Wednesday, February 22, 2006

In complete contradiction to my previous post about the power of Google, and their tools...a study was released this week, polling marketers about their conversion stats. The marketers were buying media on search engines...thru WebSideStory.

"Web analytics firm WebSideStory released a study showing the following conversion stats across their many clients:

AOL traffic 6.17%
MSN traffic 6.03%
Yahoo traffic 4.07%
Google traffic 3.83%"


Conversion rate is defined as the number of clicks, it takes, to generate a action...it might be sale,lead, or download. (so based on the above info, 6.17 out of every 100 clicks in AOL traffic, generates a conversion for the advertiser)

So, it would appear that Google is the least effective. AOL is most effective for ROI.

This is garbage data.

I will go into a few of the reason why it means nothing.

1 - Google is the biggest
2 - Google "pushes" data throught AdSense, meaning they buy media to SHOW relevant contextual keywords - so this data is flawed.
3 - Google has more "testing" going on, so marketers will naturally test more variations of themes, as well as price points -- becasue their bidding system is more robust.
4 - Everyone likes to pile on the big guy.
5 - The study DID not measure data beyond a click, meaning that - if someone clicked on a link in Google for airlines, and went back within 48 hours to complete the sale, it did NOT track latient conversion.....CONVERSION TAKING PLACE AFTER THE CLICK.

But hey, if I worked at AOL, (which I do not) I'd do a massive press release -- I mean MASSIVE...to tout this data that AOL is #1 in conversion rates, from their search traffic...

I'd make sure it (the release) was in the Wall Street Journal, and nearly every place media folks would be.

Guess the AOL/Goog partnership will pay off afterall, for BOTH parties.

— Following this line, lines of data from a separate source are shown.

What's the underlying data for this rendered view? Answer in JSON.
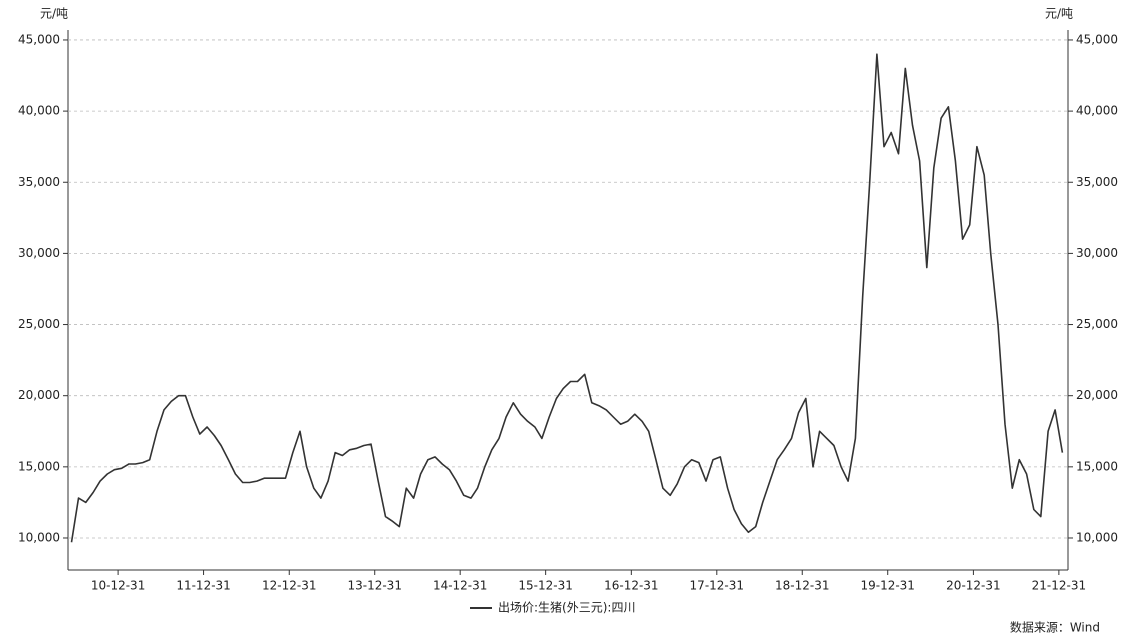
{
  "chart_data": {
    "type": "line",
    "y_label": "元/吨",
    "y2_label": "元/吨",
    "source": "数据来源：Wind",
    "grid": true,
    "x": [
      "10-06-15",
      "10-07-15",
      "10-08-15",
      "10-09-15",
      "10-10-15",
      "10-11-15",
      "10-12-15",
      "11-01-15",
      "11-02-15",
      "11-03-15",
      "11-04-15",
      "11-05-15",
      "11-06-15",
      "11-07-15",
      "11-08-15",
      "11-09-15",
      "11-10-15",
      "11-11-15",
      "11-12-15",
      "12-01-15",
      "12-02-15",
      "12-03-15",
      "12-04-15",
      "12-05-15",
      "12-06-15",
      "12-07-15",
      "12-08-15",
      "12-09-15",
      "12-10-15",
      "12-11-15",
      "12-12-15",
      "13-01-15",
      "13-02-15",
      "13-03-15",
      "13-04-15",
      "13-05-15",
      "13-06-15",
      "13-07-15",
      "13-08-15",
      "13-09-15",
      "13-10-15",
      "13-11-15",
      "13-12-15",
      "14-01-15",
      "14-02-15",
      "14-03-15",
      "14-04-15",
      "14-05-15",
      "14-06-15",
      "14-07-15",
      "14-08-15",
      "14-09-15",
      "14-10-15",
      "14-11-15",
      "14-12-15",
      "15-01-15",
      "15-02-15",
      "15-03-15",
      "15-04-15",
      "15-05-15",
      "15-06-15",
      "15-07-15",
      "15-08-15",
      "15-09-15",
      "15-10-15",
      "15-11-15",
      "15-12-15",
      "16-01-15",
      "16-02-15",
      "16-03-15",
      "16-04-15",
      "16-05-15",
      "16-06-15",
      "16-07-15",
      "16-08-15",
      "16-09-15",
      "16-10-15",
      "16-11-15",
      "16-12-15",
      "17-01-15",
      "17-02-15",
      "17-03-15",
      "17-04-15",
      "17-05-15",
      "17-06-15",
      "17-07-15",
      "17-08-15",
      "17-09-15",
      "17-10-15",
      "17-11-15",
      "17-12-15",
      "18-01-15",
      "18-02-15",
      "18-03-15",
      "18-04-15",
      "18-05-15",
      "18-06-15",
      "18-07-15",
      "18-08-15",
      "18-09-15",
      "18-10-15",
      "18-11-15",
      "18-12-15",
      "19-01-15",
      "19-02-15",
      "19-03-15",
      "19-04-15",
      "19-05-15",
      "19-06-15",
      "19-07-15",
      "19-08-15",
      "19-09-15",
      "19-10-15",
      "19-11-15",
      "19-12-15",
      "20-01-15",
      "20-02-15",
      "20-03-15",
      "20-04-15",
      "20-05-15",
      "20-06-15",
      "20-07-15",
      "20-08-15",
      "20-09-15",
      "20-10-15",
      "20-11-15",
      "20-12-15",
      "21-01-15",
      "21-02-15",
      "21-03-15",
      "21-04-15",
      "21-05-15",
      "21-06-15",
      "21-07-15",
      "21-08-15",
      "21-09-15",
      "21-10-15",
      "21-11-15",
      "21-12-15",
      "22-01-15"
    ],
    "series": [
      {
        "name": "出场价:生猪(外三元):四川",
        "color": "#333333",
        "values": [
          9700,
          12800,
          12500,
          13200,
          14000,
          14500,
          14800,
          14900,
          15200,
          15200,
          15300,
          15500,
          17500,
          19000,
          19600,
          20000,
          20000,
          18500,
          17300,
          17800,
          17200,
          16500,
          15500,
          14500,
          13900,
          13900,
          14000,
          14200,
          14200,
          14200,
          14200,
          16000,
          17500,
          15000,
          13500,
          12800,
          14000,
          16000,
          15800,
          16200,
          16300,
          16500,
          16600,
          14000,
          11500,
          11200,
          10800,
          13500,
          12800,
          14500,
          15500,
          15700,
          15200,
          14800,
          14000,
          13000,
          12800,
          13500,
          15000,
          16200,
          17000,
          18500,
          19500,
          18700,
          18200,
          17800,
          17000,
          18500,
          19800,
          20500,
          21000,
          21000,
          21500,
          19500,
          19300,
          19000,
          18500,
          18000,
          18200,
          18700,
          18200,
          17500,
          15500,
          13500,
          13000,
          13800,
          15000,
          15500,
          15300,
          14000,
          15500,
          15700,
          13500,
          12000,
          11000,
          10400,
          10800,
          12500,
          14000,
          15500,
          16200,
          17000,
          18800,
          19800,
          15000,
          17500,
          17000,
          16500,
          15000,
          14000,
          17000,
          27000,
          35000,
          44000,
          37500,
          38500,
          37000,
          43000,
          39000,
          36500,
          29000,
          36000,
          39500,
          40300,
          36500,
          31000,
          32000,
          37500,
          35500,
          30000,
          25000,
          18000,
          13500,
          15500,
          14500,
          12000,
          11500,
          17500,
          19000,
          16000
        ]
      }
    ],
    "xlim": [
      "10-05-31",
      "22-02-08"
    ],
    "xticks": [
      "10-12-31",
      "11-12-31",
      "12-12-31",
      "13-12-31",
      "14-12-31",
      "15-12-31",
      "16-12-31",
      "17-12-31",
      "18-12-31",
      "19-12-31",
      "20-12-31",
      "21-12-31"
    ],
    "ylim": [
      7750,
      45700
    ],
    "yticks": [
      {
        "value": 10000,
        "label": "10,000"
      },
      {
        "value": 15000,
        "label": "15,000"
      },
      {
        "value": 20000,
        "label": "20,000"
      },
      {
        "value": 25000,
        "label": "25,000"
      },
      {
        "value": 30000,
        "label": "30,000"
      },
      {
        "value": 35000,
        "label": "35,000"
      },
      {
        "value": 40000,
        "label": "40,000"
      },
      {
        "value": 45000,
        "label": "45,000"
      }
    ],
    "y2lim": [
      7750,
      45700
    ],
    "y2ticks": [
      {
        "value": 10000,
        "label": "10,000"
      },
      {
        "value": 15000,
        "label": "15,000"
      },
      {
        "value": 20000,
        "label": "20,000"
      },
      {
        "value": 25000,
        "label": "25,000"
      },
      {
        "value": 30000,
        "label": "30,000"
      },
      {
        "value": 35000,
        "label": "35,000"
      },
      {
        "value": 40000,
        "label": "40,000"
      },
      {
        "value": 45000,
        "label": "45,000"
      }
    ]
  }
}
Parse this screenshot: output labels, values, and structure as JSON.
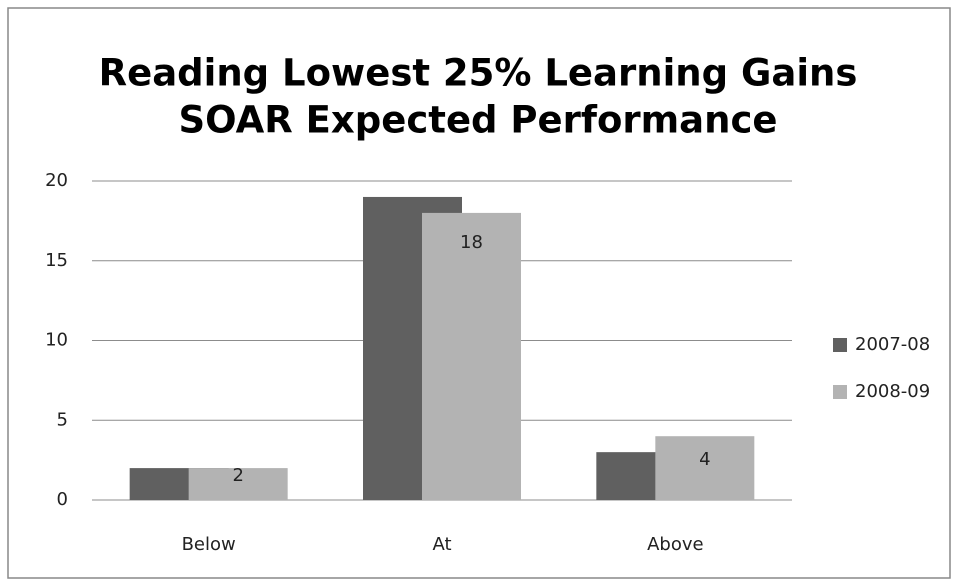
{
  "chart_data": {
    "type": "bar",
    "title": [
      "Reading Lowest 25% Learning Gains",
      "SOAR Expected Performance"
    ],
    "categories": [
      "Below",
      "At",
      "Above"
    ],
    "series": [
      {
        "name": "2007-08",
        "color": "#606060",
        "values": [
          2,
          19,
          3
        ]
      },
      {
        "name": "2008-09",
        "color": "#b3b3b3",
        "values": [
          2,
          18,
          4
        ],
        "show_labels": true
      }
    ],
    "ylim": [
      0,
      20
    ],
    "yticks": [
      0,
      5,
      10,
      15,
      20
    ],
    "grid": true,
    "legend": "right"
  }
}
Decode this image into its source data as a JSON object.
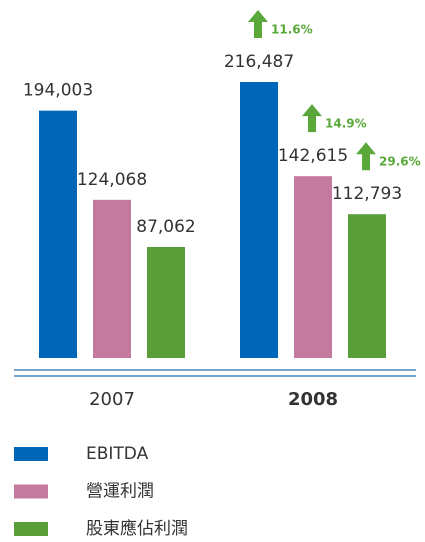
{
  "chart_data": {
    "type": "bar",
    "categories": [
      "2007",
      "2008"
    ],
    "series": [
      {
        "name": "EBITDA",
        "color": "#0066b8",
        "values": [
          194003,
          216487
        ],
        "value_labels": [
          "194,003",
          "216,487"
        ],
        "change": "11.6%"
      },
      {
        "name": "營運利潤",
        "color": "#c47a9e",
        "values": [
          124068,
          142615
        ],
        "value_labels": [
          "124,068",
          "142,615"
        ],
        "change": "14.9%"
      },
      {
        "name": "股東應佔利潤",
        "color": "#5a9e3a",
        "values": [
          87062,
          112793
        ],
        "value_labels": [
          "87,062",
          "112,793"
        ],
        "change": "29.6%"
      }
    ]
  }
}
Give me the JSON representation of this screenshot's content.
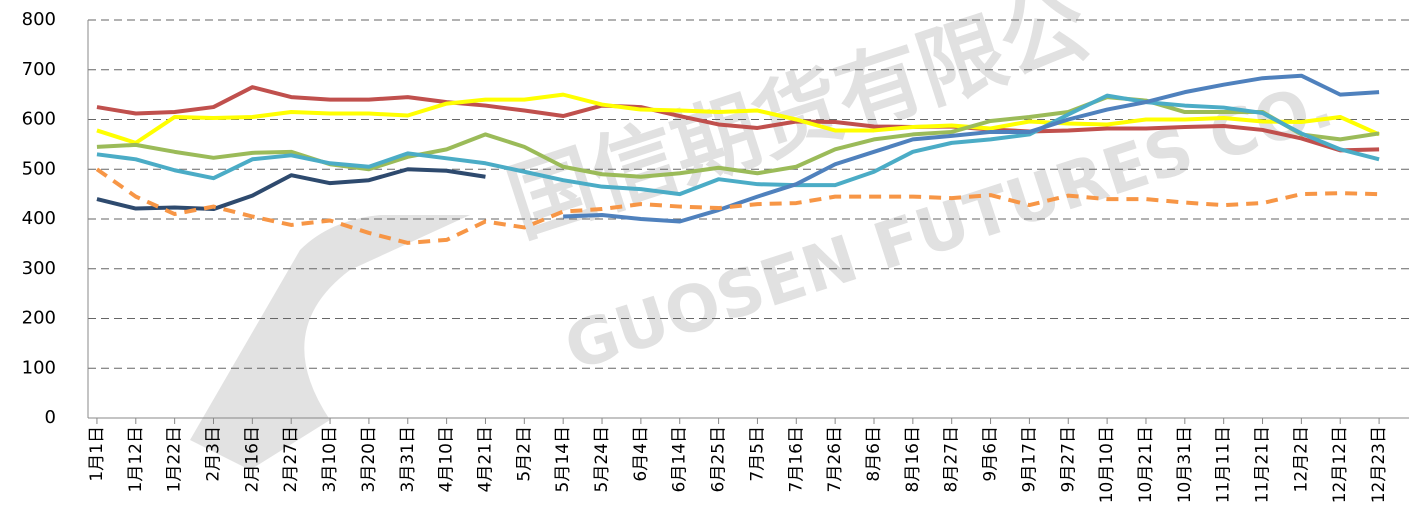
{
  "chart_data": {
    "type": "line",
    "watermark": [
      "国信期货有限公",
      "GUOSEN FUTURES CO."
    ],
    "categories": [
      "1月1日",
      "1月12日",
      "1月22日",
      "2月3日",
      "2月16日",
      "2月27日",
      "3月10日",
      "3月20日",
      "3月31日",
      "4月10日",
      "4月21日",
      "5月2日",
      "5月14日",
      "5月24日",
      "6月4日",
      "6月14日",
      "6月25日",
      "7月5日",
      "7月16日",
      "7月26日",
      "8月6日",
      "8月16日",
      "8月27日",
      "9月6日",
      "9月17日",
      "9月27日",
      "10月10日",
      "10月21日",
      "10月31日",
      "11月11日",
      "11月21日",
      "12月2日",
      "12月12日",
      "12月23日"
    ],
    "series": [
      {
        "color": "#c0504d",
        "dashed": false,
        "values": [
          625,
          612,
          615,
          625,
          665,
          645,
          640,
          640,
          645,
          635,
          628,
          618,
          607,
          628,
          625,
          607,
          590,
          583,
          596,
          595,
          586,
          585,
          586,
          580,
          576,
          578,
          582,
          582,
          585,
          587,
          579,
          562,
          538,
          540
        ]
      },
      {
        "color": "#ffff00",
        "dashed": false,
        "values": [
          578,
          553,
          605,
          603,
          605,
          615,
          612,
          612,
          608,
          632,
          640,
          640,
          650,
          630,
          620,
          618,
          615,
          618,
          600,
          578,
          578,
          585,
          588,
          582,
          596,
          592,
          590,
          600,
          600,
          603,
          596,
          595,
          605,
          570
        ]
      },
      {
        "color": "#9bbb59",
        "dashed": false,
        "values": [
          545,
          549,
          535,
          523,
          533,
          535,
          510,
          500,
          525,
          540,
          570,
          545,
          505,
          490,
          485,
          492,
          503,
          492,
          505,
          540,
          560,
          570,
          575,
          597,
          605,
          615,
          645,
          638,
          615,
          615,
          615,
          570,
          560,
          572
        ]
      },
      {
        "color": "#4bacc6",
        "dashed": false,
        "values": [
          530,
          520,
          498,
          482,
          520,
          528,
          512,
          505,
          532,
          522,
          512,
          495,
          478,
          465,
          460,
          450,
          480,
          470,
          468,
          468,
          495,
          535,
          553,
          560,
          570,
          610,
          648,
          635,
          628,
          624,
          613,
          572,
          540,
          520
        ]
      },
      {
        "color": "#2e4a6e",
        "dashed": false,
        "values": [
          440,
          421,
          423,
          420,
          447,
          488,
          472,
          478,
          500,
          497,
          485,
          null,
          null,
          null,
          null,
          null,
          null,
          null,
          null,
          null,
          null,
          null,
          null,
          null,
          null,
          null,
          null,
          null,
          null,
          null,
          null,
          null,
          null,
          null
        ]
      },
      {
        "color": "#4f81bd",
        "dashed": false,
        "values": [
          null,
          null,
          null,
          null,
          null,
          null,
          null,
          null,
          null,
          null,
          null,
          null,
          405,
          408,
          400,
          395,
          418,
          445,
          470,
          510,
          535,
          560,
          567,
          575,
          575,
          600,
          620,
          635,
          655,
          670,
          683,
          688,
          650,
          655
        ]
      },
      {
        "color": "#f79646",
        "dashed": true,
        "values": [
          500,
          445,
          410,
          425,
          405,
          388,
          397,
          372,
          352,
          358,
          395,
          383,
          415,
          420,
          430,
          425,
          422,
          430,
          432,
          445,
          445,
          445,
          442,
          448,
          428,
          447,
          440,
          440,
          433,
          428,
          432,
          450,
          452,
          450
        ]
      }
    ],
    "ylim": [
      0,
      800
    ],
    "yticks": [
      0,
      100,
      200,
      300,
      400,
      500,
      600,
      700,
      800
    ],
    "grid": true
  }
}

I don't believe this data at all, but, what the heck, --- America Online Media Sales should turn this into a HUGE win for their company, and run with some good dat athat supports the fine people at AOL.

2 Comments:

Anonymous Anonymous said...

They are using median (not mean or average) conversion rate. So, if a search engine had conversion rates of 1, 1.5, 2, 6, 6.5, and 10 the median would be 2% while a more accurate metric to use would be the average (or mean) conversion rate which would be 5.7%.

5:49 PM  
Anonymous Anonymous said...

sorry, those conv rates should list as 1, 1.5, 1.75, 2, 6, 6.5, and 10.